Senate Finance Committee Chairman Max Baucus (D-MT) has pledged to try to restore the estate tax retroactively in 2010. This would undo the capital gains increase, but it could also create fertile ground for lawsuits by those whose family members die between January 1, 2010, and the date when any retroactive law is enacted.

"I can guarantee this: if they succeed in getting retroactive in hiking the death tax from zero to 45 percent, there are going to be lawsuits," said Dick Patten, president of the American Family Business Foundation, which opposes the estate tax. "Its going to be messy, its going to be noisy." (For an excellent discussion of the mess that a lapse in the estate tax could create, see this article by Forbes.com. "Beneficiaries will deal with uncertainty for years," warns one tax expert.)

 What to Do?

In the meantime, estate planning attorneys and their clients are trying to figure out what to do. Particularly vulnerable are married couples with credit shelter trusts that are designed to allow both spouses to take advantage of their respective estate tax exemptions. With the estate tax gone, the wording of these trusts could be interpreted as completely bypassing the surviving spouse when the first spouse dies, meaning a surviving spouse would get nothing without claiming an elective share. (For commentaries, click here and here.)

Along with the estate tax, the generation-skipping transfer tax also disappears in 2010. Some wealthy individuals may bet that Congress won't extend the law retroactively and therefore make large gifts to grandchildren.

"Ten years ago, there was a lot of gallows humor about repeal when everybody said it would never happen," said Rep.

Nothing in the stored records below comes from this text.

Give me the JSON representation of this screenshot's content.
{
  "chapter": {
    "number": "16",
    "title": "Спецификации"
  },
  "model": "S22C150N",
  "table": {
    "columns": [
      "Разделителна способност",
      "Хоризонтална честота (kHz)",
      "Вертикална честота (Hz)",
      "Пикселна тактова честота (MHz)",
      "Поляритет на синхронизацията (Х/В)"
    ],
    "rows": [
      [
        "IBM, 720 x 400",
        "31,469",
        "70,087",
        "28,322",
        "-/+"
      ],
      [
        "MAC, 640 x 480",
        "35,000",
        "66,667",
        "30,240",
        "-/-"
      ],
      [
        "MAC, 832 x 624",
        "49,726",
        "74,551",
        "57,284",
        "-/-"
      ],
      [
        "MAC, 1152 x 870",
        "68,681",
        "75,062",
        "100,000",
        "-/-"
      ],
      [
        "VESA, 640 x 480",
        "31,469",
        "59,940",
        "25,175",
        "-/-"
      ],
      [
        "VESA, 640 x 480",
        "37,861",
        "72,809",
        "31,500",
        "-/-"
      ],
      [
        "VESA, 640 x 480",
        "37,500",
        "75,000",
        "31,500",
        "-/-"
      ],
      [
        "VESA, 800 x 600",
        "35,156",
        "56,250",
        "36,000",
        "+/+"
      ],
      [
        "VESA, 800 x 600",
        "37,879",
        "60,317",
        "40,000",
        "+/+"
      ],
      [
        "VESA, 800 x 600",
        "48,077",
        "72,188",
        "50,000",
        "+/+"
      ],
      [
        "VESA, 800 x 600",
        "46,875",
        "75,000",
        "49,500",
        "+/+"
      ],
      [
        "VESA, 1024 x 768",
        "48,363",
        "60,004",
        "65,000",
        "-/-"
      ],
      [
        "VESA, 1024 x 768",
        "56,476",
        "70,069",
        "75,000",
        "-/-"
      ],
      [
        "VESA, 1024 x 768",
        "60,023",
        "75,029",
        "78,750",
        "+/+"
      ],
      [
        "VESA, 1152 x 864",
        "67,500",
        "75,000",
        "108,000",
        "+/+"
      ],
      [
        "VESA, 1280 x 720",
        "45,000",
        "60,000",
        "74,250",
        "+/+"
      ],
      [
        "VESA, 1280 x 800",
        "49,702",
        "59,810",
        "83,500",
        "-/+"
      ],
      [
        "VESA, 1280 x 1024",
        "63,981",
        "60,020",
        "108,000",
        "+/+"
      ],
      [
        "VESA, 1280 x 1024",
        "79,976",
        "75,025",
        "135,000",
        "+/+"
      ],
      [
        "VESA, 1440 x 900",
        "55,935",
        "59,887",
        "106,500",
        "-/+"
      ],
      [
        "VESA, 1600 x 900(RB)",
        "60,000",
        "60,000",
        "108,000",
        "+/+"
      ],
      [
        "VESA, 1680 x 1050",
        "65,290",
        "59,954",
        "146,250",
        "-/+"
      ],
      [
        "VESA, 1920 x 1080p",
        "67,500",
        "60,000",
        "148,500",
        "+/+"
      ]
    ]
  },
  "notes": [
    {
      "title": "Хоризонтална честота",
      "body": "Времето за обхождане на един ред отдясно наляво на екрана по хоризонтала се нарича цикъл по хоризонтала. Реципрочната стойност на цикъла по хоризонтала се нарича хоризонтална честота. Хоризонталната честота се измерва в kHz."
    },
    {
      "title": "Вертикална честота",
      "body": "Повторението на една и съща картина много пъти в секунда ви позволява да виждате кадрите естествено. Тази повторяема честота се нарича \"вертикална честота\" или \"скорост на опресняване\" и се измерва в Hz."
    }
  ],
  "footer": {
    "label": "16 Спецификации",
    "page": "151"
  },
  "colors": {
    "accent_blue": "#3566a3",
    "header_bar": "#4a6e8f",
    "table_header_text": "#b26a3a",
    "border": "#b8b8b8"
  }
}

Richard Neal (D-MA), chair of the House Select Revenue Subcommittee. "Now, one of those never-happen moments has happened, and nobody's laughing."

For more on the implications of the disappearance of the estate tax, see the Future of the Estate Tax blog.

 

 

Breaking News: House Votes Yes On Estate Tax Bill

On Thursday, December 3, the House of Representatives passed the "Permanent Estate Tax Relief for Families, Farmers, and Small Businesses Act of 2009" (H.R. 4154) sponsored by Rep. Earl Pomeroy (D-ND) by a vote of 225-200. The bill makes permanent current estate tax provisions of a 45 percent estate tax rate and a $3.5 million per-person exemption. There is no provision for indexing for inflation. The bill also maintains the so-called “step-up in basis” tax rules. Similar action is not expected in the Senate, where a one year extension of current law is considered more likely. To read a record of the proceedings, visit: frwebgate.access.gpo.gov/cgi-bin/getpage.cgi

As I have been advising my clients for the last few years, if Congress takes no action whatsoever, the estate tax is scheduled to enter one year of full repeal in 2010 followed by a return of the estate tax in 2011 with a much lower exemption amount ($1 million) and a much higher maximum tax rate (55%). I am optimistic, however, that logic will prevail (despite the fact that we are dealing with D.C. politics) and our current $3.5 million exemption will be extended for at least the short term.

Two important points I want to stress: (1) The federal estate tax is all-encompassing and is levied upon a deceased person's worldwide gross estate (any and all assets that the individual owned or had an interest in as of the date of death, i.e. real estate, cash, stocks, bonds, life insurance proceeds, patents, etc.); and (2) In a married couple scenario, the present $3.5 million exemption is not "automatic" for each spouse; proper planning must be implemented to take advantage of this "double exemption" opportunity.   

Our firm will continue to closely monitor these developments and will certainly alert any clients whose plans may need attention as a result thereof.